Predominantly a fly-half, but comfortable at inside Centre and Fullback, the former Stamford School pupil played regionally for the East Midlands u18 team in 2010, and as captain of the 2011 East Midlands u19's Sevens team. Performances in these teams earned him a place in the Esher Rugby Club's academy for the 2011–2012 season, where he played in his favoured position of fly-half and went on to be the development team's leading points scorer.

Marked for development at the fly-half role for the club early in the season after some praised performances with the boot and backline organisation, however progress was halted due to the arrival of Fijian international and former Bath player Nicky Little halfway through the season, limiting the opportunities for game time.

After parting ways with Esher to further his studies at Kingston University, Felston was invited for trials with the South East England Students Rugby league team. He was later called up to the Moldovan Sevens team in May 2013 and made his first international appearance in the FIRA-AER Sevens Circuit in Israel later that month, before going on to represent the side at further tournaments. The player was set to be included in the u20's squad for the u20 European Championship in late August 2013 in preparation for the upcoming 2015 Rugby World Cup qualifiers however was injured and missed this tournament. In November 2013 Felston made his debut for the Moldovan senior team against Sweden in the flyhalf position where he scored 10 points in the 50–20 win. He was then selected for their following game against Germany where Moldova were victorious again, beating their opponents 30-15 and Felston scoring 10 points.

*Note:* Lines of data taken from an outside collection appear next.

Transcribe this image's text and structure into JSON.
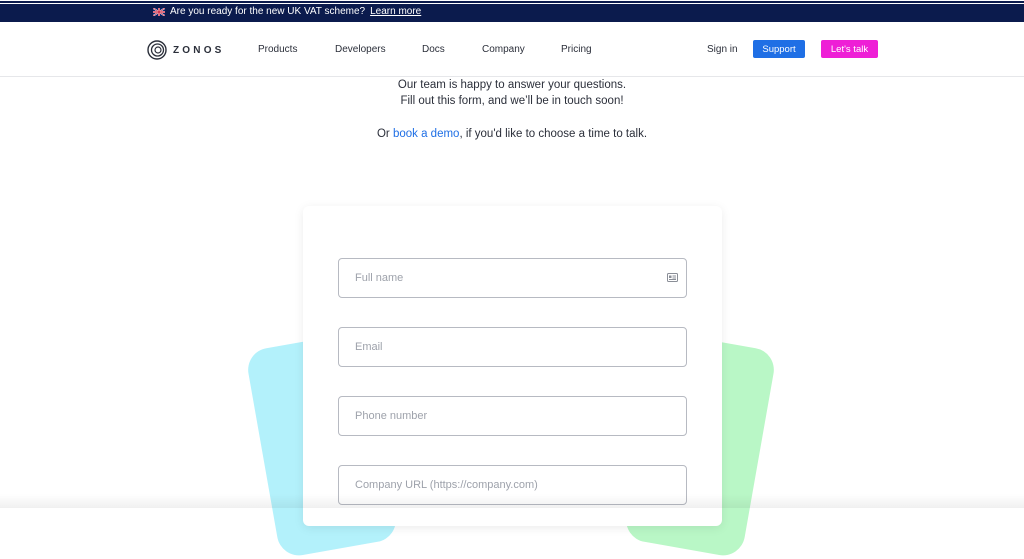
{
  "announcement": {
    "text": "Are you ready for the new UK VAT scheme?",
    "link": "Learn more",
    "flag_icon": "uk-flag-icon"
  },
  "nav": {
    "logo_text": "ZONOS",
    "links": [
      "Products",
      "Developers",
      "Docs",
      "Company",
      "Pricing"
    ],
    "sign_in": "Sign in",
    "support": "Support",
    "lets_talk": "Let's talk"
  },
  "intro": {
    "line1": "Our team is happy to answer your questions.",
    "line2": "Fill out this form, and we’ll be in touch soon!",
    "line3_prefix": "Or ",
    "line3_link": "book a demo",
    "line3_suffix": ", if you'd like to choose a time to talk."
  },
  "form": {
    "full_name_placeholder": "Full name",
    "email_placeholder": "Email",
    "phone_placeholder": "Phone number",
    "company_url_placeholder": "Company URL (https://company.com)"
  },
  "colors": {
    "announcement_bg": "#0b1b4d",
    "support_button": "#1f6fe5",
    "talk_button": "#ee1fd6",
    "card_blue": "#b3f1fb",
    "card_green": "#b9f7c6"
  }
}
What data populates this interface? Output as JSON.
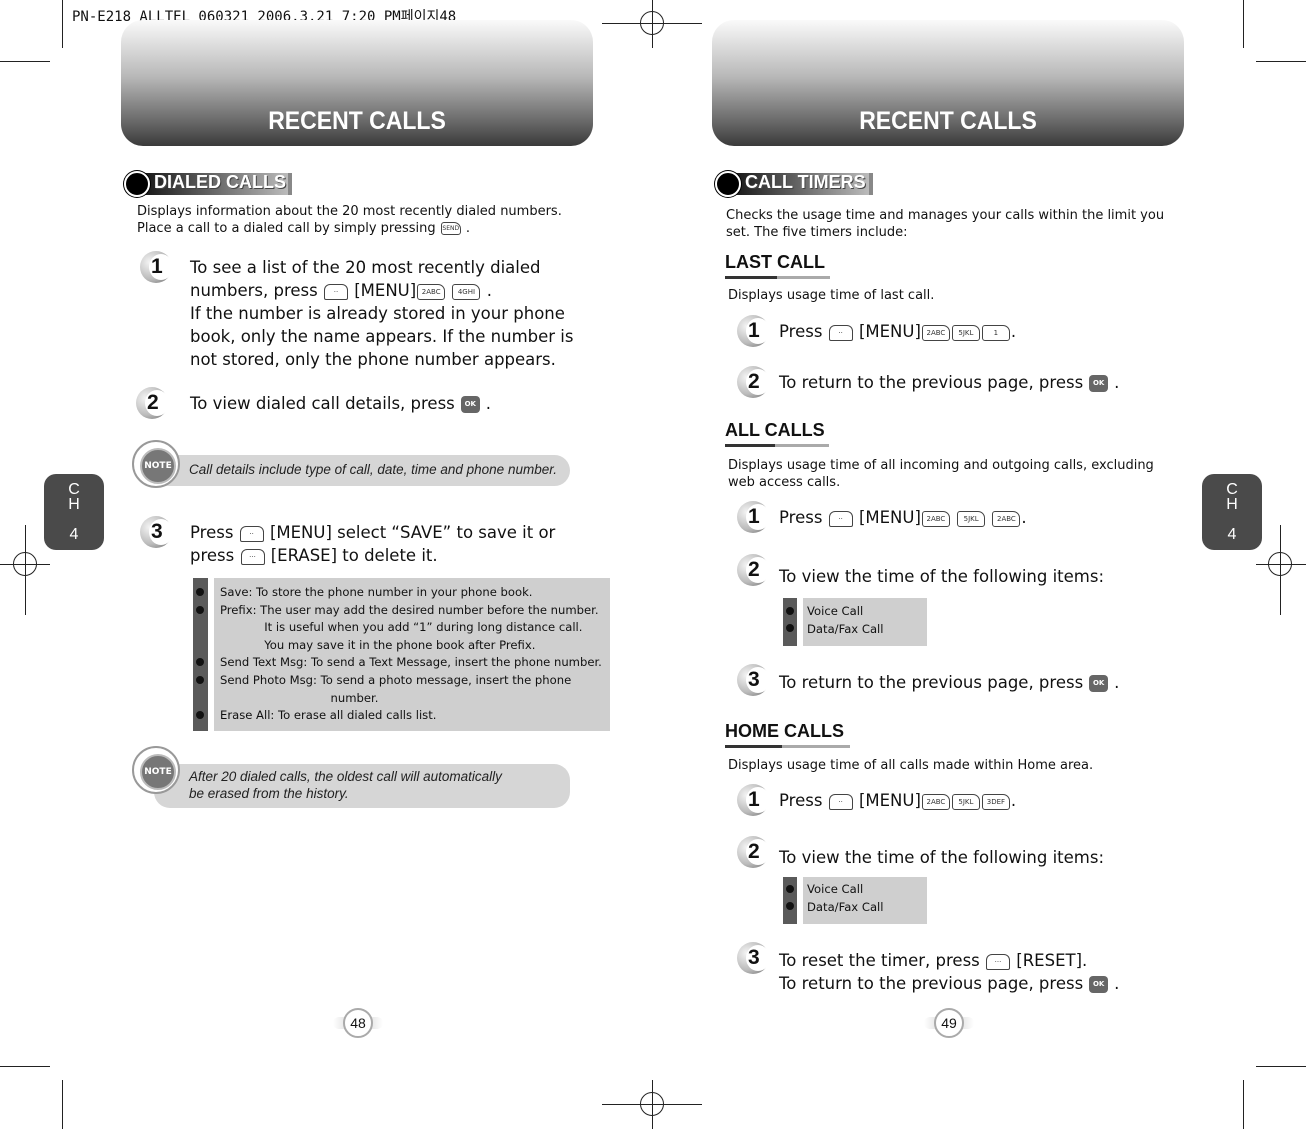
{
  "print_header": "PN-E218_ALLTEL_060321  2006.3.21 7:20 PM페이지48",
  "left_page": {
    "banner_title": "RECENT CALLS",
    "section_title": "DIALED CALLS",
    "intro_line1": "Displays information about the 20 most recently dialed numbers.",
    "intro_line2": "Place a call to a dialed call by simply pressing",
    "intro_end": ".",
    "step1": {
      "number": "1",
      "line1": "To see a list of the 20 most recently dialed",
      "line2_a": "numbers, press",
      "line2_b": "[MENU]",
      "line2_end": ".",
      "keys": [
        "2ABC",
        "4GHI"
      ],
      "line3": "If the number is already stored in your phone",
      "line4": "book, only the name appears. If the number is",
      "line5": "not stored, only the phone number appears."
    },
    "step2": {
      "number": "2",
      "text": "To view dialed call details, press",
      "end": "."
    },
    "note1": "Call details include type of call, date, time and phone number.",
    "step3": {
      "number": "3",
      "line1_a": "Press",
      "line1_b": "[MENU] select “SAVE” to save it or",
      "line2_a": "press",
      "line2_b": "[ERASE] to delete it."
    },
    "options": [
      "Save: To store the phone number in your phone book.",
      "Prefix: The user may add the desired number before the number.",
      "            It is useful when you add “1” during long distance call.",
      "            You may save it in the phone book after Prefix.",
      "Send Text Msg: To send a Text Message, insert the phone number.",
      "Send Photo Msg: To send a photo message, insert the phone",
      "                              number.",
      "Erase All: To erase all dialed calls list."
    ],
    "note2_line1": "After 20 dialed calls, the oldest call will automatically",
    "note2_line2": "be erased from the history.",
    "page_number": "48",
    "chapter_c": "C",
    "chapter_h": "H",
    "chapter_num": "4"
  },
  "right_page": {
    "banner_title": "RECENT CALLS",
    "section_title": "CALL TIMERS",
    "intro_line1": "Checks the usage time and manages your calls within the limit you",
    "intro_line2": "set. The five timers include:",
    "last_call": {
      "title": "LAST CALL",
      "desc": "Displays usage time of last call.",
      "step1_a": "Press",
      "step1_b": "[MENU]",
      "step1_end": ".",
      "keys": [
        "2ABC",
        "5JKL",
        "1"
      ],
      "step2": "To return to the previous page, press",
      "step2_end": "."
    },
    "all_calls": {
      "title": "ALL CALLS",
      "desc_line1": "Displays usage time of all incoming and outgoing calls, excluding",
      "desc_line2": "web access calls.",
      "step1_a": "Press",
      "step1_b": "[MENU]",
      "step1_end": ".",
      "keys": [
        "2ABC",
        "5JKL",
        "2ABC"
      ],
      "step2": "To view the time of the following items:",
      "items": [
        "Voice Call",
        "Data/Fax Call"
      ],
      "step3": "To return to the previous page, press",
      "step3_end": "."
    },
    "home_calls": {
      "title": "HOME CALLS",
      "desc": "Displays usage time of all calls made within Home area.",
      "step1_a": "Press",
      "step1_b": "[MENU]",
      "step1_end": ".",
      "keys": [
        "2ABC",
        "5JKL",
        "3DEF"
      ],
      "step2": "To view the time of the following items:",
      "items": [
        "Voice Call",
        "Data/Fax Call"
      ],
      "step3_line1_a": "To reset the timer, press",
      "step3_line1_b": "[RESET].",
      "step3_line2": "To return to the previous page, press",
      "step3_end": "."
    },
    "page_number": "49",
    "chapter_c": "C",
    "chapter_h": "H",
    "chapter_num": "4"
  },
  "icons": {
    "ok": "OK",
    "soft_left": "··",
    "soft_right": "···",
    "send": "SEND",
    "note": "NOTE"
  }
}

Craig Felston went on to score six points (three conversions) against Poland in a 21 - 12 victory on 5 April 2014, eight points (four conversions) during the 28 - 8 victory against Ukraine on 12 April 2014 and two points (one conversion) in the defeat against the Czech Republic, 19 - 37, on 26 April 2014.

From July 2014 Craig Felston signed for Stade Domontois, in Federale 1.

Felston retired from rugby after suffering repeated knee injuries but featured for the Moldovan team 2 more times after retiring in 2017 and 2018 against Portugal on both occasions and was featured (August 2020) in the Rugby World Magazine alongside former teammates.